ALGER... ALGER...
Alger... Alger... est une fresque sociale, où se mêlent rires
et larmes, noblesse et bassesse, sur toile de fond historico-politique
évoquant la période révolutionnaire algérienne des années 50.
L'histoire se déroule particulièrement durant l'été 1955, dans un
quartier populaire de la ville d'Alger, alors capitale de l'Algérie
Française.
La rue Boutin semble être à l'abri de tout danger et peu
concernée par des préoccupations politiques ou nationalistes.
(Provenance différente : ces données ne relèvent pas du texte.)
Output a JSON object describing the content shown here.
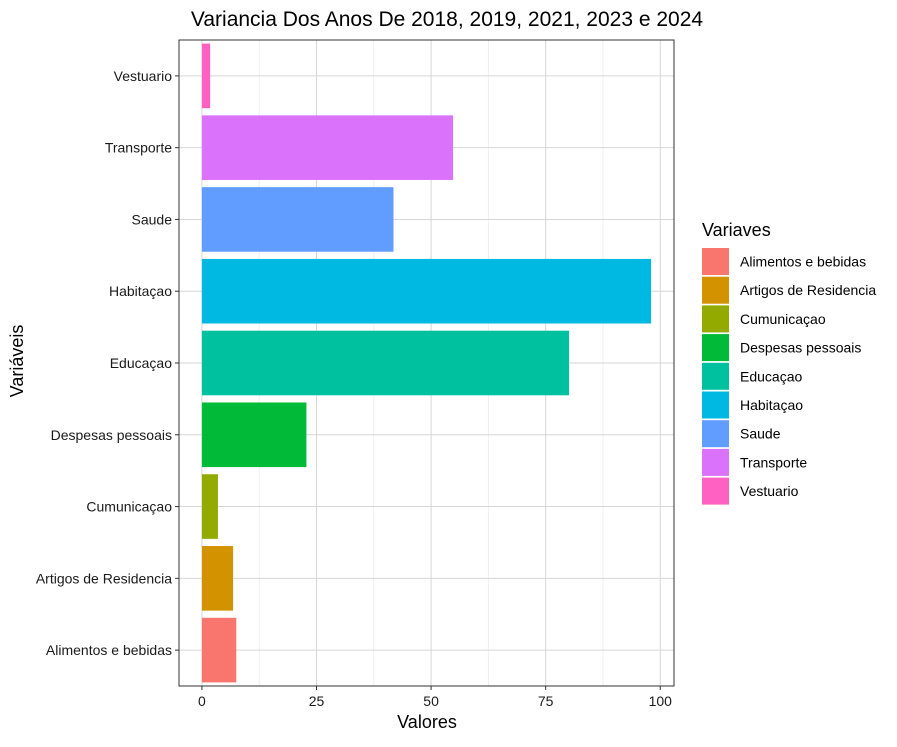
{
  "chart_data": {
    "type": "bar",
    "orientation": "horizontal",
    "title": "Variancia Dos Anos De  2018, 2019, 2021, 2023 e 2024",
    "xlabel": "Valores",
    "ylabel": "Variáveis",
    "xlim": [
      -5,
      103
    ],
    "xticks": [
      0,
      25,
      50,
      75,
      100
    ],
    "grid": true,
    "categories": [
      "Alimentos e bebidas",
      "Artigos de Residencia",
      "Cumunicaçao",
      "Despesas pessoais",
      "Educaçao",
      "Habitaçao",
      "Saude",
      "Transporte",
      "Vestuario"
    ],
    "values": [
      7.5,
      6.8,
      3.5,
      22.8,
      80.1,
      98.0,
      41.8,
      54.8,
      1.8
    ],
    "colors": [
      "#F8766D",
      "#D39200",
      "#93AA00",
      "#00BA38",
      "#00C19F",
      "#00B9E3",
      "#619CFF",
      "#DB72FB",
      "#FF61C3"
    ],
    "legend": {
      "title": "Variaves",
      "position": "right"
    }
  }
}
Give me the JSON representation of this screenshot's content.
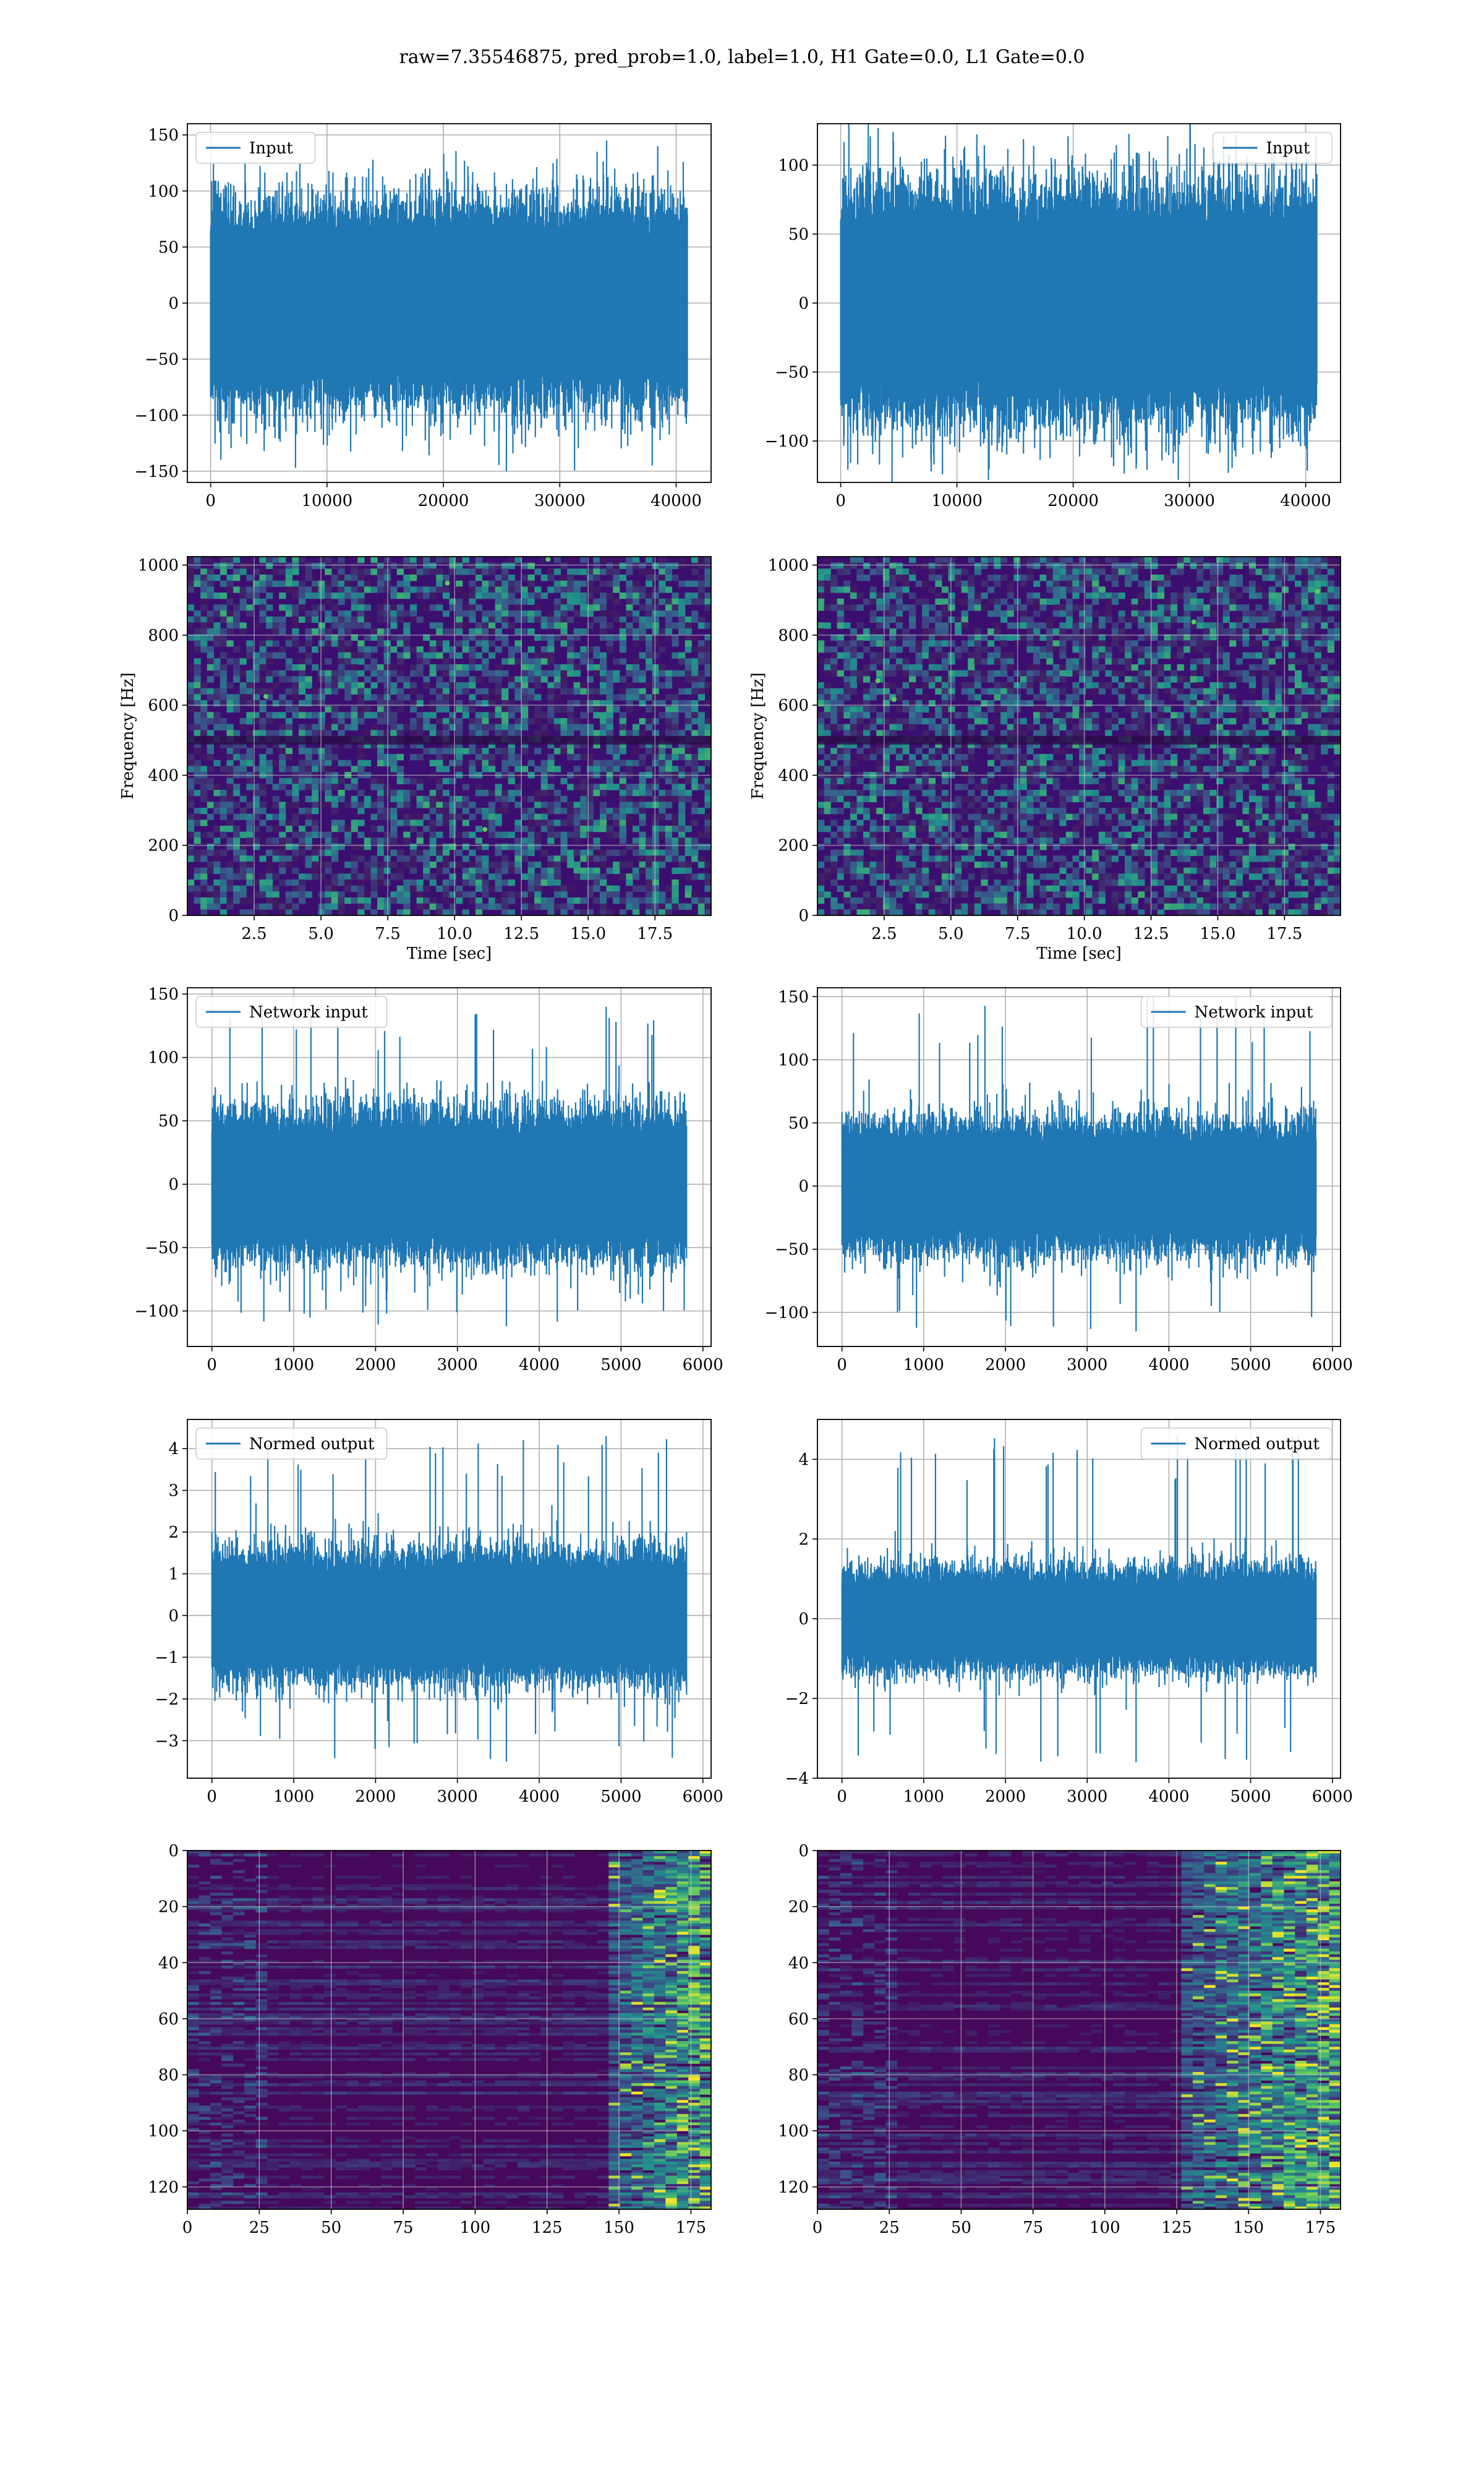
{
  "figure": {
    "suptitle": "raw=7.35546875, pred_prob=1.0, label=1.0, H1 Gate=0.0, L1 Gate=0.0"
  },
  "colors": {
    "line": "#1f77b4",
    "spec_bg": "#3b0f70",
    "spec_bg2": "#46085c",
    "spec_mid": "#2a788e",
    "spec_hi": "#5ec962",
    "spec_peak": "#fde725",
    "grid": "#b0b0b0"
  },
  "chart_data": [
    {
      "id": "input-h1",
      "type": "line",
      "row": 0,
      "col": 0,
      "series": [
        {
          "name": "Input",
          "envelope": {
            "typical": 70,
            "max": 145,
            "min": -150,
            "n": 40960
          }
        }
      ],
      "legend": "upper left",
      "xlim": [
        -2000,
        43000
      ],
      "ylim": [
        -160,
        160
      ],
      "xticks": [
        0,
        10000,
        20000,
        30000,
        40000
      ],
      "yticks": [
        -150,
        -100,
        -50,
        0,
        50,
        100,
        150
      ],
      "xlabel": "",
      "ylabel": "",
      "grid": true
    },
    {
      "id": "input-l1",
      "type": "line",
      "row": 0,
      "col": 1,
      "series": [
        {
          "name": "Input",
          "envelope": {
            "typical": 65,
            "max": 122,
            "min": -120,
            "n": 40960
          }
        }
      ],
      "legend": "upper right",
      "xlim": [
        -2000,
        43000
      ],
      "ylim": [
        -130,
        130
      ],
      "xticks": [
        0,
        10000,
        20000,
        30000,
        40000
      ],
      "yticks": [
        -100,
        -50,
        0,
        50,
        100
      ],
      "xlabel": "",
      "ylabel": "",
      "grid": true
    },
    {
      "id": "spec-h1",
      "type": "heatmap",
      "row": 1,
      "col": 0,
      "xlim": [
        0,
        19.6
      ],
      "ylim": [
        0,
        1024
      ],
      "xticks": [
        2.5,
        5.0,
        7.5,
        10.0,
        12.5,
        15.0,
        17.5
      ],
      "yticks": [
        0,
        200,
        400,
        600,
        800,
        1000
      ],
      "xlabel": "Time [sec]",
      "ylabel": "Frequency [Hz]",
      "grid": true,
      "dark_band_hz": 500
    },
    {
      "id": "spec-l1",
      "type": "heatmap",
      "row": 1,
      "col": 1,
      "xlim": [
        0,
        19.6
      ],
      "ylim": [
        0,
        1024
      ],
      "xticks": [
        2.5,
        5.0,
        7.5,
        10.0,
        12.5,
        15.0,
        17.5
      ],
      "yticks": [
        0,
        200,
        400,
        600,
        800,
        1000
      ],
      "xlabel": "Time [sec]",
      "ylabel": "Frequency [Hz]",
      "grid": true,
      "dark_band_hz": 500
    },
    {
      "id": "netin-h1",
      "type": "line",
      "row": 2,
      "col": 0,
      "series": [
        {
          "name": "Network input",
          "envelope": {
            "typical": 45,
            "max": 140,
            "min": -112,
            "n": 5800
          }
        }
      ],
      "legend": "upper left",
      "xlim": [
        -300,
        6100
      ],
      "ylim": [
        -128,
        155
      ],
      "xticks": [
        0,
        1000,
        2000,
        3000,
        4000,
        5000,
        6000
      ],
      "yticks": [
        -100,
        -50,
        0,
        50,
        100,
        150
      ],
      "xlabel": "",
      "ylabel": "",
      "grid": true
    },
    {
      "id": "netin-l1",
      "type": "line",
      "row": 2,
      "col": 1,
      "series": [
        {
          "name": "Network input",
          "envelope": {
            "typical": 40,
            "max": 150,
            "min": -115,
            "n": 5800
          }
        }
      ],
      "legend": "upper right",
      "xlim": [
        -300,
        6100
      ],
      "ylim": [
        -127,
        157
      ],
      "xticks": [
        0,
        1000,
        2000,
        3000,
        4000,
        5000,
        6000
      ],
      "yticks": [
        -100,
        -50,
        0,
        50,
        100,
        150
      ],
      "xlabel": "",
      "ylabel": "",
      "grid": true
    },
    {
      "id": "normout-h1",
      "type": "line",
      "row": 3,
      "col": 0,
      "series": [
        {
          "name": "Normed output",
          "envelope": {
            "typical": 1.2,
            "max": 4.3,
            "min": -3.5,
            "n": 5800
          }
        }
      ],
      "legend": "upper left",
      "xlim": [
        -300,
        6100
      ],
      "ylim": [
        -3.9,
        4.7
      ],
      "xticks": [
        0,
        1000,
        2000,
        3000,
        4000,
        5000,
        6000
      ],
      "yticks": [
        -3,
        -2,
        -1,
        0,
        1,
        2,
        3,
        4
      ],
      "xlabel": "",
      "ylabel": "",
      "grid": true
    },
    {
      "id": "normout-l1",
      "type": "line",
      "row": 3,
      "col": 1,
      "series": [
        {
          "name": "Normed output",
          "envelope": {
            "typical": 1.0,
            "max": 4.6,
            "min": -3.6,
            "n": 5800
          }
        }
      ],
      "legend": "upper right",
      "xlim": [
        -300,
        6100
      ],
      "ylim": [
        -4.0,
        5.0
      ],
      "xticks": [
        0,
        1000,
        2000,
        3000,
        4000,
        5000,
        6000
      ],
      "yticks": [
        -4,
        -2,
        0,
        2,
        4
      ],
      "xlabel": "",
      "ylabel": "",
      "grid": true
    },
    {
      "id": "features-h1",
      "type": "heatmap",
      "row": 4,
      "col": 0,
      "xlim": [
        0,
        182
      ],
      "ylim": [
        128,
        0
      ],
      "xticks": [
        0,
        25,
        50,
        75,
        100,
        125,
        150,
        175
      ],
      "yticks": [
        0,
        20,
        40,
        60,
        80,
        100,
        120
      ],
      "xlabel": "",
      "ylabel": "",
      "grid": true,
      "activity_starts_at": 145
    },
    {
      "id": "features-l1",
      "type": "heatmap",
      "row": 4,
      "col": 1,
      "xlim": [
        0,
        182
      ],
      "ylim": [
        128,
        0
      ],
      "xticks": [
        0,
        25,
        50,
        75,
        100,
        125,
        150,
        175
      ],
      "yticks": [
        0,
        20,
        40,
        60,
        80,
        100,
        120
      ],
      "xlabel": "",
      "ylabel": "",
      "grid": true,
      "activity_starts_at": 125
    }
  ]
}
Car,
ici vivent harmonieusement trois communautés : les musulmans, les
catholiques et les Israélites.
Les adultes forment un bel échantillonnage de ce que
l'humanité pourrait présenter dans ses caractères : une mosaïque
de personnages oisifs ou travailleurs, évoluant ou s'agitant dans une
atmosphère quasi foraine, insouciants dans leur pauvreté
ensoleillée, certains ignorants, d'autres confiants quant à la
tournure des événements : la France ne peut pas perdre l'Algérie
Française.
Et, ô suprême cure de rajeunissement : on côtoie la bande
d'enfants de ce quartier, ces fils du soleil et de la mer qui n'ont
pour lieu de réunion qu'une entrée d'immeuble, pour terrain de jeu
leur rue où ne passerait pas une charrette, et pour lieu de colonie
de vacances le port. Leur unique souci : passer le plus agréablement
possible, et sans un sous en poche, leurs longues journées et
soirées d'été qui s'étirent comme un "interminable ruban
bleu".
Mais l'été 55 les fera tous basculer dans l'horreur du drame
algérien. C'en est fini de leur paradis terrestre. Très vite, la
plupart des ces grands et petits personnages sont happés par des
événements tragiques, intérieurs et extérieurs, venant
éclabousser et salir leur quartier jusqu'alors épargné.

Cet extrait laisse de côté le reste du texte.